I thought Anna and Don Walker* had the kind of marriage I wanted – maybe they did at the time.
That was 15 years ago, when I was in college. Back then, Anna and Don were the kind of couple you never dreamed would divorce. They were steady, salt-of-the-earth folks who effortlessly served others and gave the impression that they really liked each other.
After I graduated from college, the only contact I had with the Walkers was through Anna, and that was just through Facebook, where she wasn’t very active. But it was through Facebook that I noticed something strange the other day: her name wasn’t Walker anymore.
I sent a message to a mutual friend and asked if something had happened to Anna and Don. He replied, “I am sorry to say that Don divorced Anna last year. It is a long and bitter story that broke my heart. Please lift them both up in prayer.”
I went to Anna’s Facebook page and found a cryptic post that provided a little more detail. It said,
“[O]ne year ago today my world came crashing down around me. I felt like life was taken from me – that a part of me died. I was in a place in life I never thought I would be. I felt hopeless. There was darkness all around me, BUT GOD WAS THERE. I am telling you this to let you know that no matter how dark it gets, His light shines. He has sustained me. I am still standing because I serve a wonderful, loving God.
I don’t know what the future holds, but I know who holds the future. Sometimes we don’t understand the things that happen in our lives, but we don’t have to understand, we just have to trust the one that does.
I pray that this is an encouragement for someone. Sometimes you just need to hear, ‘It’s going to be okay.’ You will get through this no matter how many times the enemy tells you that you won’t make it. I’m here to tell you it will be okay. Just keep your eyes on Jesus. He is working on your behalf! He loves you! He has a hope and a future for you! He will never leave you! I know this to be true!”
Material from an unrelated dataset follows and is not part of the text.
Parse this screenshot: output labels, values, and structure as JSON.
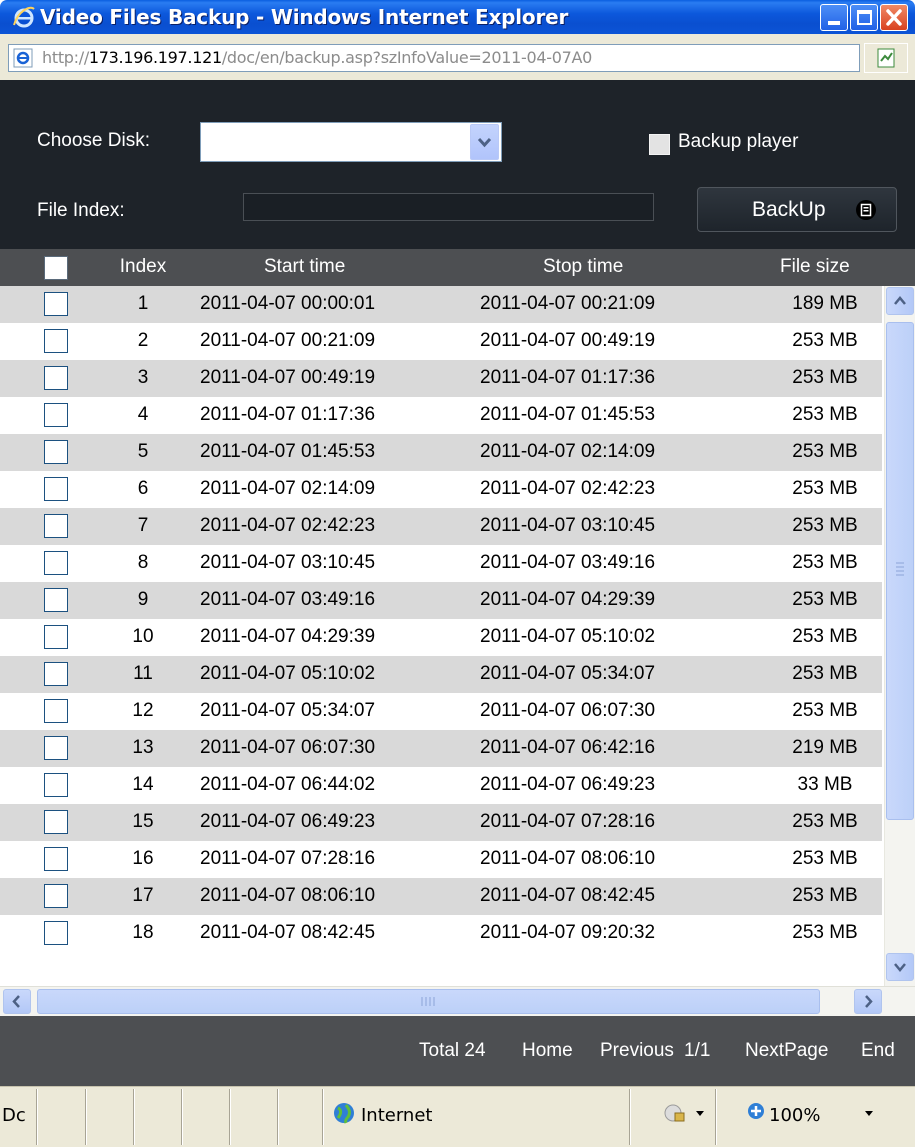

I was inspired, but I also grieved for Anna, especially after I later learned that Don left her for someone else.
There was a time when I thought I could never do what Don did to Anna, where I truly believed I was above that kind of mistake. I am no longer so foolish.
Don didn’t leave the house, meet someone new, and pack his bags. He didn’t wake up one morning and say, “What the heck – I think I’ll destroy my family and my good reputation today.” I’m sure, as my mom once said about another man, “he did it one bad decision at a time.”
I just wonder what that series of bad decisions looked like for Don, and what they would look like for me. Maybe I would stop flirting with my wife or start dabbling in online porn or just go to bed angry. But the interesting thing is, in a recent conversation with Anna, she offered this explanation for why her husband left: “He fell out of love with God long before he fell out of love with me.”
As I thought about all this, about how far Don had gone in the wrong direction over the last 15 years, I realized it’s not that hard to make a series of poor choices, and it’s not that hard to disengage from fellowship with the Lord. And that’s why, outside of God’s grace and making good choices, I too am the kind of spouse who cheats.
*Anna and Don Walker are pseudonyms I have chosen after receiving permission from Anna to post this article.